Les témoignages de Jean-Claude Kross, Avocat Général honoraire et d’Emmanuel Brochier, Avocat associé du cabinet Darrois Villey Maillot Brochier et leurs réponses, souvent empreintes d’humour, aux nombreuses questions du public de la quatrième édition des cafés du Droit, ont montré que si l’expérience confirme les tensions qui existent dans les relations entre magistrat et avocat, des solutions, dont certaines sont déjà en œuvre, peuvent conduire à un meilleur équilibre et parfois même à une reconnaissance mutuelle.
Sur l’état des lieux :
– Le nombre important d’avocats comparé à celui trop faible des magistrats (24 000 avocats inscrits au barreau de Paris / 8300 magistrats en France dont l’effectif n’a guère évolué depuis le milieu du XIXe siècle), les conditions de travail et la difficile gestion du temps ne favorisent pas la personnalisation et l’harmonie des relations.
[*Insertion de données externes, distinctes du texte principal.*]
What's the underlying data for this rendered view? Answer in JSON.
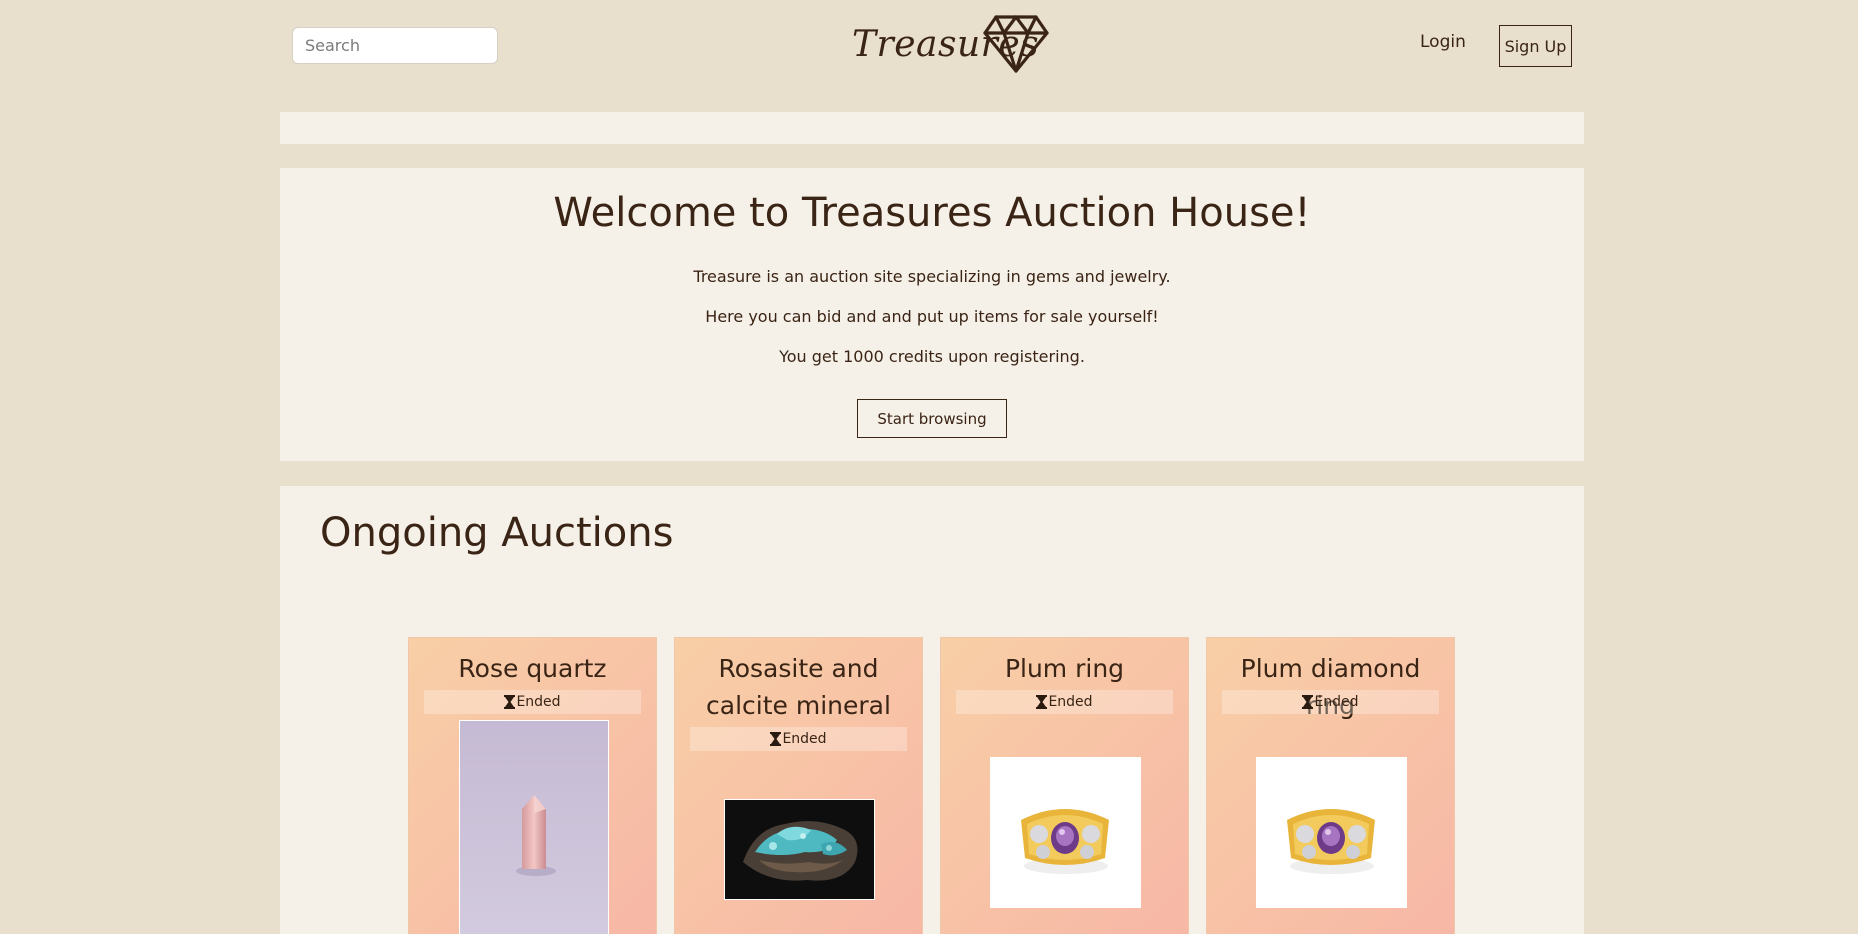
{
  "header": {
    "search_placeholder": "Search",
    "logo_text": "Treasures",
    "logo_icon": "diamond-icon",
    "login_label": "Login",
    "signup_label": "Sign Up"
  },
  "hero": {
    "title": "Welcome to Treasures Auction House!",
    "line1": "Treasure is an auction site specializing in gems and jewelry.",
    "line2": "Here you can bid and and put up items for sale yourself!",
    "line3": "You get 1000 credits upon registering.",
    "button_label": "Start browsing"
  },
  "auctions": {
    "title": "Ongoing Auctions",
    "items": [
      {
        "title": "Rose quartz",
        "status": "Ended",
        "image": "rose-quartz-crystal"
      },
      {
        "title": "Rosasite and calcite mineral",
        "status": "Ended",
        "image": "rosasite-calcite-mineral"
      },
      {
        "title": "Plum ring",
        "status": "Ended",
        "image": "plum-gemstone-ring"
      },
      {
        "title": "Plum diamond ring",
        "status": "Ended",
        "image": "plum-diamond-ring"
      }
    ]
  },
  "colors": {
    "page_bg": "#e8dfcd",
    "panel_bg": "#f6f1e8",
    "text": "#3a2415",
    "card_gradient_start": "#f8cfa6",
    "card_gradient_end": "#f7b6a6"
  }
}
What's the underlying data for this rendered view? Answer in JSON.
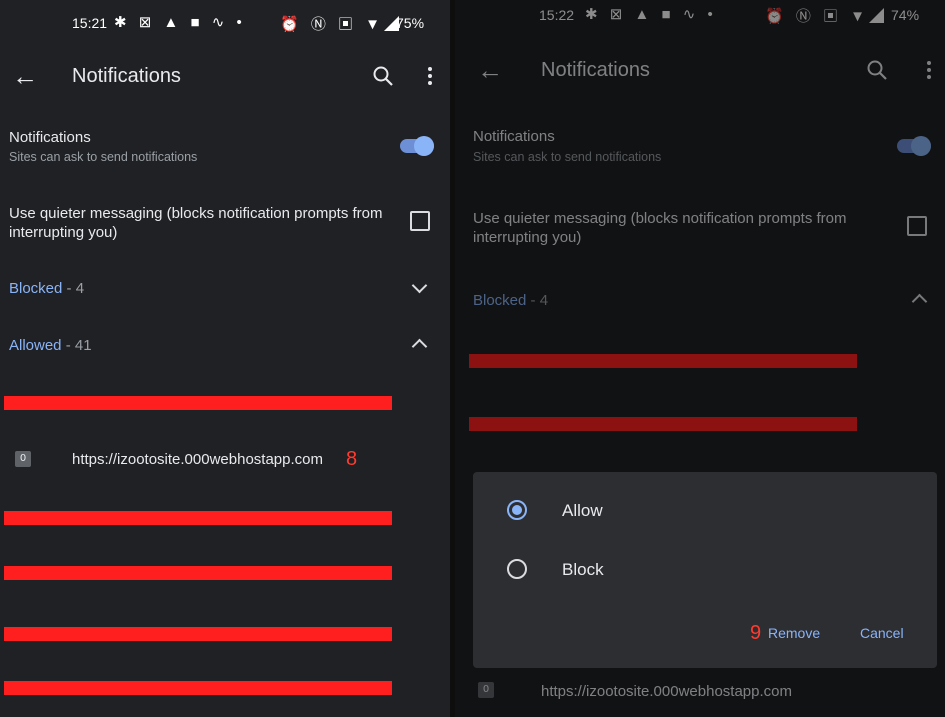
{
  "left": {
    "status": {
      "time": "15:21",
      "battery": "75%"
    },
    "appbar": {
      "title": "Notifications"
    },
    "notifications_row": {
      "title": "Notifications",
      "subtitle": "Sites can ask to send notifications",
      "enabled": true
    },
    "quieter_row": {
      "title": "Use quieter messaging (blocks notification prompts from interrupting you)",
      "checked": false
    },
    "blocked_section": {
      "label": "Blocked",
      "count": " - 4",
      "expanded": false
    },
    "allowed_section": {
      "label": "Allowed",
      "count": " - 41",
      "expanded": true
    },
    "site_row": {
      "favicon_letter": "0",
      "url": "https://izootosite.000webhostapp.com",
      "annotation": "8"
    }
  },
  "right": {
    "status": {
      "time": "15:22",
      "battery": "74%"
    },
    "appbar": {
      "title": "Notifications"
    },
    "notifications_row": {
      "title": "Notifications",
      "subtitle": "Sites can ask to send notifications",
      "enabled": true
    },
    "quieter_row": {
      "title": "Use quieter messaging (blocks notification prompts from interrupting you)",
      "checked": false
    },
    "blocked_section": {
      "label": "Blocked",
      "count": " - 4",
      "expanded": true
    },
    "dialog": {
      "options": [
        {
          "label": "Allow",
          "selected": true
        },
        {
          "label": "Block",
          "selected": false
        }
      ],
      "remove_label": "Remove",
      "cancel_label": "Cancel",
      "annotation": "9"
    },
    "site_row": {
      "favicon_letter": "0",
      "url": "https://izootosite.000webhostapp.com"
    }
  },
  "status_icons": "✱ ⊠ ▲ ■ ∿ •",
  "status_right_icons": "⏰ Ⓝ ▣ ▼◢",
  "colors": {
    "accent": "#8ab4f8",
    "annotation": "#ff3b30",
    "redaction": "#ff1f1f",
    "background": "#202124"
  }
}
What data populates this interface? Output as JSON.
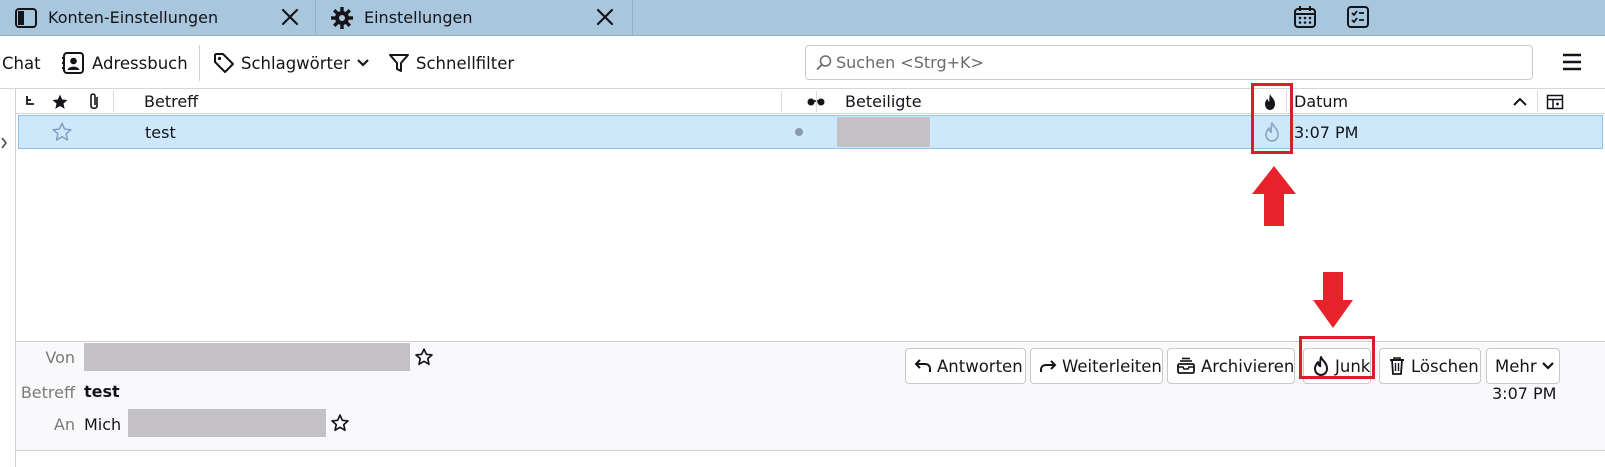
{
  "tabs": [
    {
      "label": "Konten-Einstellungen",
      "icon": "address-book-icon"
    },
    {
      "label": "Einstellungen",
      "icon": "gear-icon"
    }
  ],
  "toolbar": {
    "chat_label": "Chat",
    "addressbook_label": "Adressbuch",
    "tags_label": "Schlagwörter",
    "quickfilter_label": "Schnellfilter",
    "search_placeholder": "Suchen <Strg+K>"
  },
  "thread_columns": {
    "subject": "Betreff",
    "correspondents": "Beteiligte",
    "date": "Datum"
  },
  "messages": [
    {
      "subject": "test",
      "correspondent": "",
      "date": "3:07 PM",
      "starred": false,
      "read": false
    }
  ],
  "message_header": {
    "from_label": "Von",
    "subject_label": "Betreff",
    "subject_value": "test",
    "to_label": "An",
    "to_value": "Mich",
    "time": "3:07 PM"
  },
  "actions": {
    "reply": "Antworten",
    "forward": "Weiterleiten",
    "archive": "Archivieren",
    "junk": "Junk",
    "delete": "Löschen",
    "more": "Mehr"
  },
  "colors": {
    "tabbar": "#a9c7dc",
    "selected_row": "#cde8fb",
    "annotation_red": "#d3202a"
  }
}
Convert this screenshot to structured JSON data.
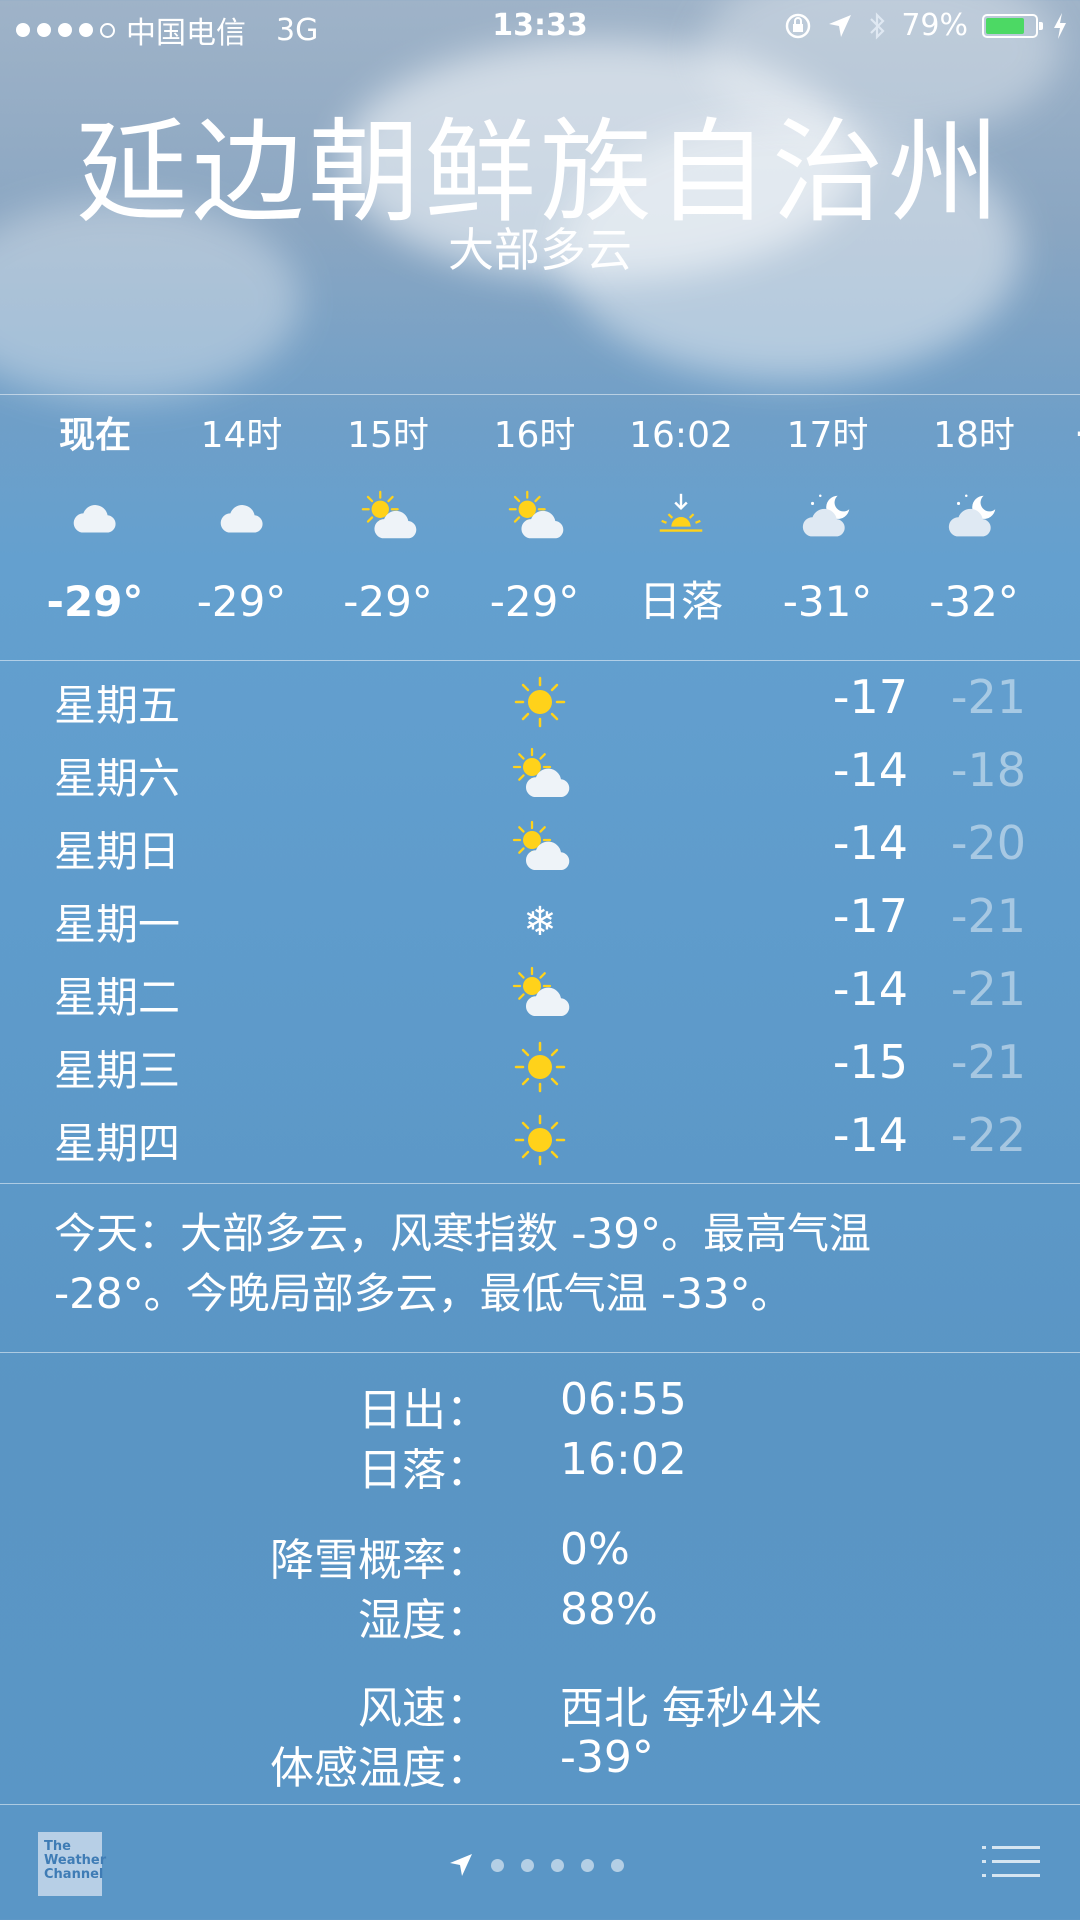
{
  "status_bar": {
    "carrier": "中国电信",
    "network": "3G",
    "time": "13:33",
    "battery": "79%",
    "battery_level": 0.79
  },
  "location": {
    "city": "延边朝鲜族自治州",
    "condition": "大部多云"
  },
  "hourly": [
    {
      "time": "现在",
      "icon": "cloud-icon",
      "value": "-29°"
    },
    {
      "time": "14时",
      "icon": "cloud-icon",
      "value": "-29°"
    },
    {
      "time": "15时",
      "icon": "partly-sunny-icon",
      "value": "-29°"
    },
    {
      "time": "16时",
      "icon": "partly-sunny-icon",
      "value": "-29°"
    },
    {
      "time": "16:02",
      "icon": "sunset-icon",
      "value": "日落"
    },
    {
      "time": "17时",
      "icon": "partly-cloudy-night-icon",
      "value": "-31°"
    },
    {
      "time": "18时",
      "icon": "partly-cloudy-night-icon",
      "value": "-32°"
    }
  ],
  "daily": [
    {
      "day": "星期五",
      "icon": "sun-icon",
      "high": "-17",
      "low": "-21"
    },
    {
      "day": "星期六",
      "icon": "partly-sunny-icon",
      "high": "-14",
      "low": "-18"
    },
    {
      "day": "星期日",
      "icon": "partly-sunny-icon",
      "high": "-14",
      "low": "-20"
    },
    {
      "day": "星期一",
      "icon": "snowflake-icon",
      "high": "-17",
      "low": "-21"
    },
    {
      "day": "星期二",
      "icon": "partly-sunny-icon",
      "high": "-14",
      "low": "-21"
    },
    {
      "day": "星期三",
      "icon": "sun-icon",
      "high": "-15",
      "low": "-21"
    },
    {
      "day": "星期四",
      "icon": "sun-icon",
      "high": "-14",
      "low": "-22"
    }
  ],
  "summary": {
    "line1": "今天：大部多云，风寒指数 -39°。最高气温",
    "line2": "-28°。今晚局部多云，最低气温 -33°。"
  },
  "details": {
    "sunrise_label": "日出：",
    "sunrise": "06:55",
    "sunset_label": "日落：",
    "sunset": "16:02",
    "snow_label": "降雪概率：",
    "snow": "0%",
    "humidity_label": "湿度：",
    "humidity": "88%",
    "wind_label": "风速：",
    "wind": "西北 每秒4米",
    "feels_label": "体感温度：",
    "feels": "-39°"
  },
  "footer": {
    "logo_line1": "The",
    "logo_line2": "Weather",
    "logo_line3": "Channel"
  },
  "colors": {
    "sun": "#ffd21a",
    "battery": "#4cd964"
  }
}
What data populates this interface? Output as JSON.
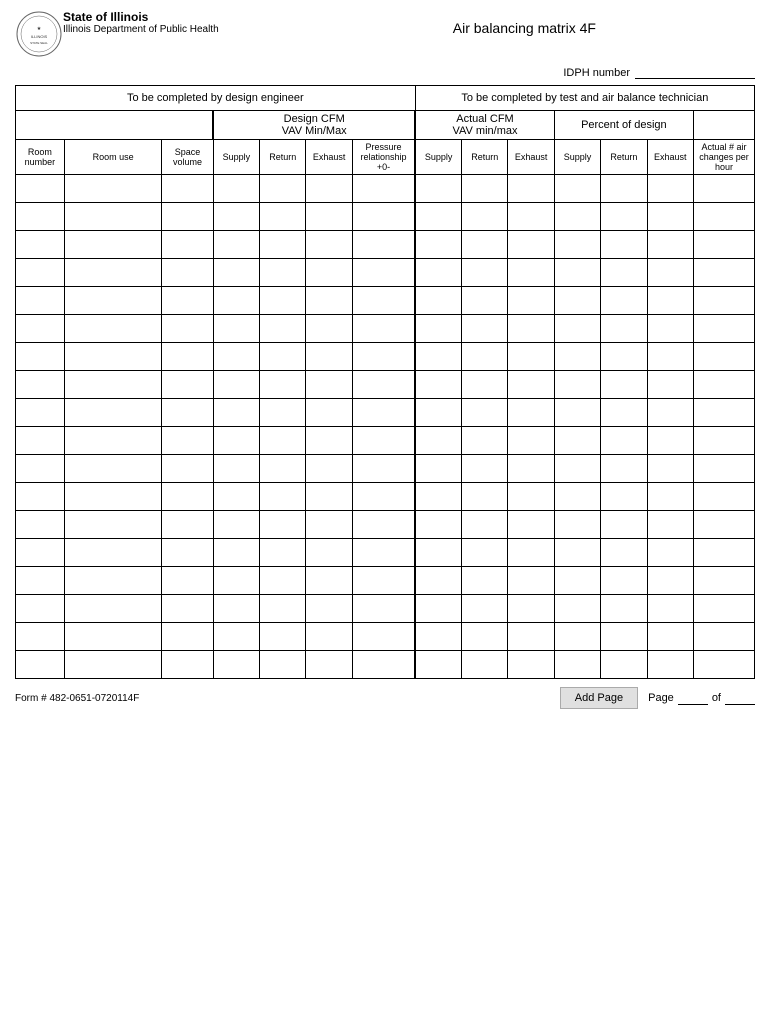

– En pratique, l’avocat se demande si le magistrat devant lequel il se trouve est le bon professionnel pour les spécificités de son dossier, s’il disposera réellement du temps nécessaire pour l’étudier et il s’interroge sur la solidité de la motivation du magistrat…
– Pour le magistrat, dont le salaire progresse lentement, l’avocat n’est mué, trop souvent que par l’argent (pour le magistrat, « l’obsession ce sera la carrière », précise Jean-Claude Kross).
– Le nombre exponentiel d’avocats génère une concurrence acharnée et la déontologie s’en trouve affectée.
– Emmanuel Brochier apporte un tempérament aux critiques de sa profession à l’encontre des magistrats. Face au devoir d’impartialité du juge (qui doit instaurer un climat de confiance permettant au plaideur de penser qu’il va être écouté et que la discussion reste ouverte), il y a le devoir de crédibilité de l’avocat, qui, s’il défend d’abord son client dont il est le mandataire, doit aussi faire preuve de mesure car il est aussi auxiliaire de justice.
– Emmanuel Brochier illustre ses propos par une expérience éloquente :
À la question du juge demandant aux avocats : « Combien de temps avez-vous consacré au dossier ? »
Les avocats étonnés, sans s’êtres concertés répondent : « 150 à 200 heures »
Réponse du juge : « La Cour, elle, dispose, de 4 heures pour juger dans votre affaire. »
Cela n’est probablement pas étranger au fait que, sauf au pénal, l’avocat soit dans sa plaidoirie de plus en plus invité à la brièveté et pressé à la conclusion. Idem pour les écrits, regrette particulièrement Emmanuel Brochier.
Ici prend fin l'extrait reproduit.